アマゾンジャパンや楽天は、ファッション領域を重点領域としている。楽天は今秋から「東京ファッションウィーク」の冠スポンサーとなるが、それまで冠スポンサーだったのがアマゾンジャパンだった。
アマゾンジャパンも楽天もファッション領域では、「ゾゾタウン」をベンチマークにしていた。ヤフーが今後、ファッション領域での優位性をどう生かしていくかが見ものだ。
■物流も追随体制に
物流領域の競争を見てもゾゾの買収効果は大きい。
アマゾンジャパンは、強力な物流体制をいち早く構築したことで、配送サービスの面で他モールの優位に立った。楽天は一度の失敗にめげず、18年1月に「ワンデリバリー構想」を掲げ、「楽天市場」の物流の大半を自前化すると表明した。
ヤフーは子会社のアスクルの物流基盤に加え、年間3000億円以上の物量をさばく物流基盤も手にした。今後、アスクルやゾゾの物流を統合し、アマゾンや楽天に対抗する可能性もある。
■課題は売り場の連携
流通総額の数字や手にした資産だけを比べると、ヤフーがECモールの3強に入ったといえるが、話はそう簡単ではない。

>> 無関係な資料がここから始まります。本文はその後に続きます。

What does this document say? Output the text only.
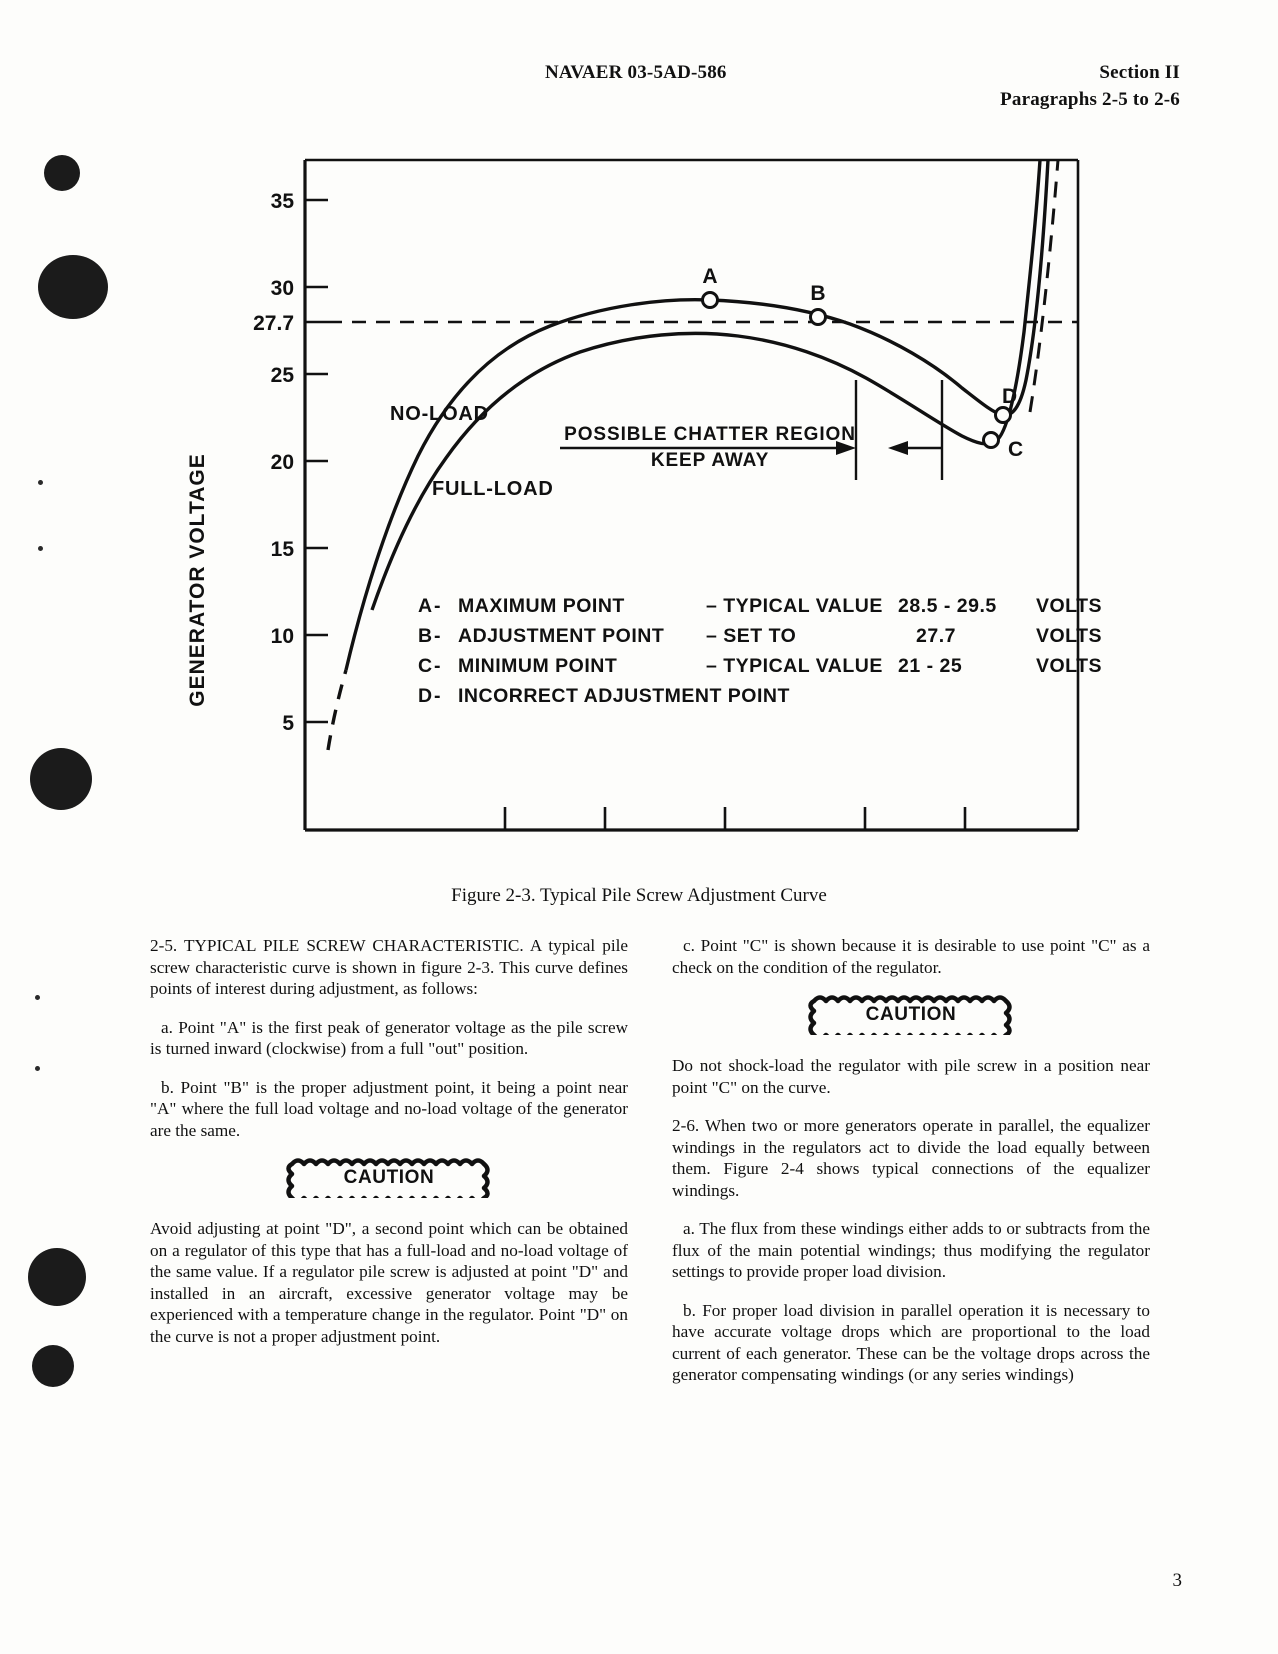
NAVAER 03-5AD-586	Section II
Paragraphs 2-5 to 2-6
35
30
27.7
25
20
15
10
5
GENERATOR VOLTAGE
A
B
C
D
NO-LOAD
FULL-LOAD
POSSIBLE CHATTER REGION
KEEP AWAY
A - MAXIMUM POINT	– TYPICAL VALUE 28.5 - 29.5 VOLTS
B - ADJUSTMENT POINT – SET TO	27.7	VOLTS
C - MINIMUM POINT	– TYPICAL VALUE 21 - 25	VOLTS
D - INCORRECT ADJUSTMENT POINT
Figure 2-3. Typical Pile Screw Adjustment Curve

2-5. TYPICAL PILE SCREW CHARACTERISTIC. A typical pile screw characteristic curve is shown in figure 2-3. This curve defines points of interest during adjustment, as follows:

a. Point "A" is the first peak of generator voltage as the pile screw is turned inward (clockwise) from a full "out" position.

b. Point "B" is the proper adjustment point, it being a point near "A" where the full load voltage and no-load voltage of the generator are the same.

CAUTION

Avoid adjusting at point "D", a second point which can be obtained on a regulator of this type that has a full-load and no-load voltage of the same value. If a regulator pile screw is adjusted at point "D" and installed in an aircraft, excessive generator voltage may be experienced with a temperature change in the regulator. Point "D" on the curve is not a proper adjustment point.

c. Point "C" is shown because it is desirable to use point "C" as a check on the condition of the regulator.

CAUTION

Do not shock-load the regulator with pile screw in a position near point "C" on the curve.

2-6. When two or more generators operate in parallel, the equalizer windings in the regulators act to divide the load equally between them. Figure 2-4 shows typical connections of the equalizer windings.

a. The flux from these windings either adds to or subtracts from the flux of the main potential windings; thus modifying the regulator settings to provide proper load division.

b. For proper load division in parallel operation it is necessary to have accurate voltage drops which are proportional to the load current of each generator. These can be the voltage drops across the generator compensating windings (or any series windings)

3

ヤフーはECの売り場が分かれており、さらに今秋には「PayPayモール」と「PayPayフリマ」を追加する。売り場の乱立は、出店者やユーザーの混乱を招く可能性もある。
ヤフーの川邊社長は、「ヤフーとゾゾの相互送客は可能」と見ているが、簡単ではないだろう。ヤフーは各チャネルに「ペイペイ」を導入し、決済面の統一化は図る。
今後、売り場の連携や統一化をどのように図っていくかにも注目したい。